By Brian Matambo | 25 April, 2025
International relations expert and Pan-African commentator Dr David Matsanga has strongly condemned the Zambian government’s handling of the remains of former Republican President Dr Edgar Chagwa Lungu, describing the unfolding dispute as “a very sad moment for Africa” and an embarrassment to African values, customs and leadership.
Speaking during an interview hosted by Olamide Adeyemi on World Now, Dr Matsanga said the battle over President Lungu’s body had gone beyond law and protocol, and had now exposed what he called a painful failure of African reconciliation, dignity and respect for the family of the deceased.
“This is a very sad moment for Africa,” Dr Matsanga said. “It is unAfrican for us to have this as a headline when somebody has died in Africa. We do not go to this level. We have exposed our ignorance of African values and African customs.”
The interview followed reports that the Zambian government had taken custody of President Lungu’s remains from a funeral home in Pretoria, despite the family maintaining that a separate urgent court order had directed that the body be returned to the facility. The Zambian government has insisted that it is acting in pursuit of a state funeral for the former Head of State, while the Lungu family has maintained that the late President wished to be buried privately and did not want President Hakainde Hichilema near his body or presiding over his funeral.
Dr Matsanga said that, regardless of court battles and state arguments, the wishes of the family and the will of the deceased should carry moral and cultural weight.
“I think the family has a say,” he said. “If the will says he does not want to be buried, whatever way, I have asked President Hichilema to just avoid this. Leave it. Surrender it. Let the burial take place, and that is it.”
In a sharp rebuke of the Zambian government’s posture, Dr Matsanga argued that the insistence on a state funeral was not merely about national protocol but political calculation. He said President Hichilema was attempting to use the body of a man with whom he had a bitter political relationship in order to gain political advantage ahead of elections.
“It is a political calculation,” Dr Matsanga said. “He knows he is going to lose. There is an election coming in a few months in Zambia, and he wants to use the body of the man he hated so much to have political capital.”

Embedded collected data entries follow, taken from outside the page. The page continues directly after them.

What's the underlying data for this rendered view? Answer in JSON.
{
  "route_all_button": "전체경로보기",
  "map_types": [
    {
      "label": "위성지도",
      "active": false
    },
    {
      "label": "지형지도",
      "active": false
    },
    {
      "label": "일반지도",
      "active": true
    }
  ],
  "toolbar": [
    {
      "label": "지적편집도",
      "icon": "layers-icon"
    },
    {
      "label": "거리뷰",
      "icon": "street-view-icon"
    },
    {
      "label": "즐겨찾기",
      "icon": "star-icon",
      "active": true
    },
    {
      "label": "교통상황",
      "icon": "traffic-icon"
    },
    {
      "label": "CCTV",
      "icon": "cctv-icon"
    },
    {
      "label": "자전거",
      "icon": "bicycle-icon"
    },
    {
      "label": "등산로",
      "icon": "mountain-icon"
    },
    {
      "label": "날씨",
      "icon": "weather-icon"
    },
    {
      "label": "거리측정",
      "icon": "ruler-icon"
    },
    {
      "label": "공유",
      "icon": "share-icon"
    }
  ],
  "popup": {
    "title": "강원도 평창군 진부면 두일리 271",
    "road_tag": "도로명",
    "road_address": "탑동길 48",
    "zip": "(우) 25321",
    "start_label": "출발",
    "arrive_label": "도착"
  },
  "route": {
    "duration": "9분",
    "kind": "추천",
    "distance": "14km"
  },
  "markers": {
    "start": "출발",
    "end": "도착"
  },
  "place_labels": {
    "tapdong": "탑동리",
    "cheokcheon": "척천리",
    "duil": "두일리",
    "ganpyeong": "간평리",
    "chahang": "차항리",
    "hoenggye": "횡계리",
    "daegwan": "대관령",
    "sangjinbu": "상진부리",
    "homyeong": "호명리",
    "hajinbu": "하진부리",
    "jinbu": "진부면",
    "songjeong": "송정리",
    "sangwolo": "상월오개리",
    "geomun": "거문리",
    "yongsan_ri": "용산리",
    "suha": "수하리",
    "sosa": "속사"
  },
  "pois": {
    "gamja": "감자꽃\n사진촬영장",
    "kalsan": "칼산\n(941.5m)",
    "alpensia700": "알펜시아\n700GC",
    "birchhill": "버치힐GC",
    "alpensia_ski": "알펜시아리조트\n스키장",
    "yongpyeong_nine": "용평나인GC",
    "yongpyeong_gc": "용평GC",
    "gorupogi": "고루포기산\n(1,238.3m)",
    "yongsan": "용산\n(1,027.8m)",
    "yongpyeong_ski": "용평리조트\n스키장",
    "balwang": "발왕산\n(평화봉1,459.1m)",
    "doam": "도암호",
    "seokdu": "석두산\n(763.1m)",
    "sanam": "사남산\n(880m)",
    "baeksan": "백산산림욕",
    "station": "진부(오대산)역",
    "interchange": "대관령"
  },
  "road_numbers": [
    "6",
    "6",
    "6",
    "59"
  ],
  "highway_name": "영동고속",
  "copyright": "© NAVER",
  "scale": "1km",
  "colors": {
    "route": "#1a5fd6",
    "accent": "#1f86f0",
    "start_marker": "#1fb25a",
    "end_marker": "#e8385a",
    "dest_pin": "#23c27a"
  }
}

He added that the government’s actions were difficult to reconcile with the treatment President Lungu allegedly received after leaving office. According to Dr Matsanga, the same administration that now wants to preside over Lungu’s state funeral had previously stripped him of privileges, vehicles, security and dignity.

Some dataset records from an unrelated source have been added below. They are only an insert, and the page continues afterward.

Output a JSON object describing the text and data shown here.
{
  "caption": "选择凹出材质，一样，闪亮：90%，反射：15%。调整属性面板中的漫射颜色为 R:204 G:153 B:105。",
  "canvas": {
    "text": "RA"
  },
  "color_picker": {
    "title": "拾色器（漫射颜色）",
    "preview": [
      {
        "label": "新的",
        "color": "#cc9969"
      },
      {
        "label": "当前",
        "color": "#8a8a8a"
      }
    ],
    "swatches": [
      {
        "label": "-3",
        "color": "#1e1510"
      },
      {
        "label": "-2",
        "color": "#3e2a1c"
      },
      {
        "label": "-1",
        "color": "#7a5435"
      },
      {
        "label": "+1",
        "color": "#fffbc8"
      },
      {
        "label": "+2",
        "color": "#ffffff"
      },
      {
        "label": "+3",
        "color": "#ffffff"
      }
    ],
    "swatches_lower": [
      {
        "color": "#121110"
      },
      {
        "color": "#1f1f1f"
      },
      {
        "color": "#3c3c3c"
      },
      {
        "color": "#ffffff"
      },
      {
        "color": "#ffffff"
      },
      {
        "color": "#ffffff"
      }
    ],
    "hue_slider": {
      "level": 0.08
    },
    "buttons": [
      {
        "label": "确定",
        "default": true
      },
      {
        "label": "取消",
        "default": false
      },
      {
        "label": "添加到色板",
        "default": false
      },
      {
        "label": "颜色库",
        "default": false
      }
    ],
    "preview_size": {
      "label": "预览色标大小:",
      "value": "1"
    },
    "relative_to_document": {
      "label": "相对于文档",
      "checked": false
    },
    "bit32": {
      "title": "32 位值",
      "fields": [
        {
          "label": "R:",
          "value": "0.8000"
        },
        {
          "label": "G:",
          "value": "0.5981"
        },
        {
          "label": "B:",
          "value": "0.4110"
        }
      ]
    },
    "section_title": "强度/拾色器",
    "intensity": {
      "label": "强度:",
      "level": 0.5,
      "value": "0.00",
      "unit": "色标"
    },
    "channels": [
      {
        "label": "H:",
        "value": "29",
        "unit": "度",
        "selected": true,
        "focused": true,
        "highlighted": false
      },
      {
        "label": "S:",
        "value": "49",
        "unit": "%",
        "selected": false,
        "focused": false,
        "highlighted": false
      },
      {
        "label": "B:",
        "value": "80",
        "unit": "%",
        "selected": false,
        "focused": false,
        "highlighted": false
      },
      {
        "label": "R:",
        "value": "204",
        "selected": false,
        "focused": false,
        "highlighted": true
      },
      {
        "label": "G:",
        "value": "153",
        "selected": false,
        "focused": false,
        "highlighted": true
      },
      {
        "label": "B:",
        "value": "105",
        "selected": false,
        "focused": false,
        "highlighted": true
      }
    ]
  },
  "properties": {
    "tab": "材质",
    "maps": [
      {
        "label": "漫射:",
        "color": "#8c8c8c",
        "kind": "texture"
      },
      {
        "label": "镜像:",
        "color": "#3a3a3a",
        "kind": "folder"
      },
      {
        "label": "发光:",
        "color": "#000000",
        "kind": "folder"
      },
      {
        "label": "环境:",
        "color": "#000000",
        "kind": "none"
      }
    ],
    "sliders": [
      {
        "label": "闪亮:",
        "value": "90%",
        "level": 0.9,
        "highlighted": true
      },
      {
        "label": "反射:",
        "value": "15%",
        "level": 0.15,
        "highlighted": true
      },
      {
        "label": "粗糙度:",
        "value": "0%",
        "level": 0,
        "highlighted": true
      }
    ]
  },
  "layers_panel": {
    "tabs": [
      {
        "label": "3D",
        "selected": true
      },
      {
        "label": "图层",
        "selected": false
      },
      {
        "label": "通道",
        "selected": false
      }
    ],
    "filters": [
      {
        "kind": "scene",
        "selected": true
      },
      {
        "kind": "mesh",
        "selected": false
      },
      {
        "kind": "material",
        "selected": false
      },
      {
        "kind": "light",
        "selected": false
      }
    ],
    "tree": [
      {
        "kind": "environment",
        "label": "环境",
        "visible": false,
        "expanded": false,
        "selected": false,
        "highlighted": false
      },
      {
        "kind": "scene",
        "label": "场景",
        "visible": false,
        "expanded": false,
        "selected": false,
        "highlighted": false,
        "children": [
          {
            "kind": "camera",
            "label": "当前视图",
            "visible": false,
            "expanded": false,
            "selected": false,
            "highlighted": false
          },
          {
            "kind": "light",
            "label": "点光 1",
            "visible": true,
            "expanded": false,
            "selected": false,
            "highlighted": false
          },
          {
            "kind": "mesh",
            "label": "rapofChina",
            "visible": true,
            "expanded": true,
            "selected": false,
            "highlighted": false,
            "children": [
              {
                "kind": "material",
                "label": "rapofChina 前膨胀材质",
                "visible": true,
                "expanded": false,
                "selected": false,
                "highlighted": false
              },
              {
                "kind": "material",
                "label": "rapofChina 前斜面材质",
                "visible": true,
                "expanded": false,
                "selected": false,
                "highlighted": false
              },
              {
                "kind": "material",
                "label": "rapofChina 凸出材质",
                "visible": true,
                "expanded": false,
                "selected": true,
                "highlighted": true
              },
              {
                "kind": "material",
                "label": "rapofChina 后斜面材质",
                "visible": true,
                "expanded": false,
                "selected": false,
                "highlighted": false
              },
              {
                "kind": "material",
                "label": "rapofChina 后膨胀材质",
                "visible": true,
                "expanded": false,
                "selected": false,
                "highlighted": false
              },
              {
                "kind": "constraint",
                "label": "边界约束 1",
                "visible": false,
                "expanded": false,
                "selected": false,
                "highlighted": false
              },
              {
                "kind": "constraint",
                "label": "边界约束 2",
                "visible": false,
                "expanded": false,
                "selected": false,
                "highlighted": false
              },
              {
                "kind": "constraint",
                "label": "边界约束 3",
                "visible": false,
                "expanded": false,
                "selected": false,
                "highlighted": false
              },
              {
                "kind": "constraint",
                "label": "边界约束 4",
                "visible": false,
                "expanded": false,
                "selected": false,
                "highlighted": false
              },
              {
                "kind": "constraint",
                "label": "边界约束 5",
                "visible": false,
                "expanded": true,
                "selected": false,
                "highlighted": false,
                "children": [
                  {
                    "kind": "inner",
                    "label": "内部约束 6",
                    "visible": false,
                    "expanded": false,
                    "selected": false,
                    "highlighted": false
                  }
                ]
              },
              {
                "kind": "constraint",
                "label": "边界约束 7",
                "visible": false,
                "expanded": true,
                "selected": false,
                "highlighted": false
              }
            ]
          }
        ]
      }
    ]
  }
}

“This man had a bad relationship with the late President,” he said. “They had battles. He had removed cars. He had removed security. He told him to return everything that was worth. Then why do you want him when he is dead?”
Dr Matsanga’s strongest point was that the state cannot become “next of kin” simply because the deceased once held public office. He said the family must remain central in decisions concerning burial, dignity and final rites.
“On this one I stand with the family,” he said. “The family has a right to take their person. They are the next of kin. The President is not the next of kin.”
The remarks are likely to resonate deeply among many Zambians who believe that the late President Lungu’s final wishes and family rights have been subordinated to political theatre. For them, the issue is no longer merely about where a former president should be buried. It is about whether the state can override a grieving widow, a grieving family and the expressed wishes of the deceased for the sake of optics.
Dr Matsanga also warned that the dispute had become a humiliating spectacle for the continent. He said Africa was presenting itself before the world as a place where political rivalry does not end even at death.
“What do you think these people, the Western countries, the Europeans, are saying about us?” he asked. “What are they saying now? That we are shallow, fighting over a dead body.”
He said the matter showed a wider crisis in African politics, where leaders fail to reconcile after elections and where opposition and ruling parties treat each other as permanent enemies rather than competitors within one nation.
“It teaches us there is something wrong with our democracy, our politics, our governance,” he said. “Africa needs to go back to the drawing board.”
The dispute has also dragged South Africa into the centre of a sensitive sovereignty and legal question. Since President Lungu died in South Africa, the handling of his body falls under South African jurisdiction. Dr Matsanga said South Africa must take leadership by respecting its own laws, customs and values, and by paying attention to the will of the deceased and the position of the family.
“South Africa must stand up,” he said. “South Africa has values and customs. What does the will of the President say? That is it.”
He further questioned why a state should force the repatriation of a body where the deceased, according to the family, had expressed a contrary wish.
“If a man says, ‘I do not want to be buried back,’ will you force people?” he asked. “Let us take the will of the man and the family.”
For the Lungu family and their supporters, Dr Matsanga’s intervention gives international voice to what they have argued from the beginning: that Edgar Chagwa Lungu was not merely a former Head of State to be claimed by government ceremony, but a husband, father, relative and human being whose final wishes deserve respect.
The political consequences may also be severe. Dr Matsanga warned that if President Hichilema continues to pursue the matter against the wishes of the Lungu family, he could face serious political backlash.
“He is going to have a rough time if he does not bury Mr Lungu back in Zambia,” Dr Matsanga said, before adding that the dispute could cost President Hichilema politically.
What has emerged from the interview is a brutal indictment of the Zambian government’s handling of one of the most sensitive national matters in recent memory. A former president has died. His family is grieving. His final wishes are being asserted. Yet instead of restraint, humility and compassion, the state has chosen confrontation.
In African tradition, death is supposed to silence political swords. It is the hour when enemies lower their voices, families take the front seat, and the nation bows its head. But in the case of President Edgar Chagwa Lungu, even death has not protected him from the politics that pursued him in life.
Dr Matsanga’s message was therefore simple and devastating: leave the family to bury their dead. Respect the will of the departed. Stop turning Edgar Lungu’s body into a political battlefield.
Because a nation that cannot honour the dead with dignity cannot easily convince the living that it respects them.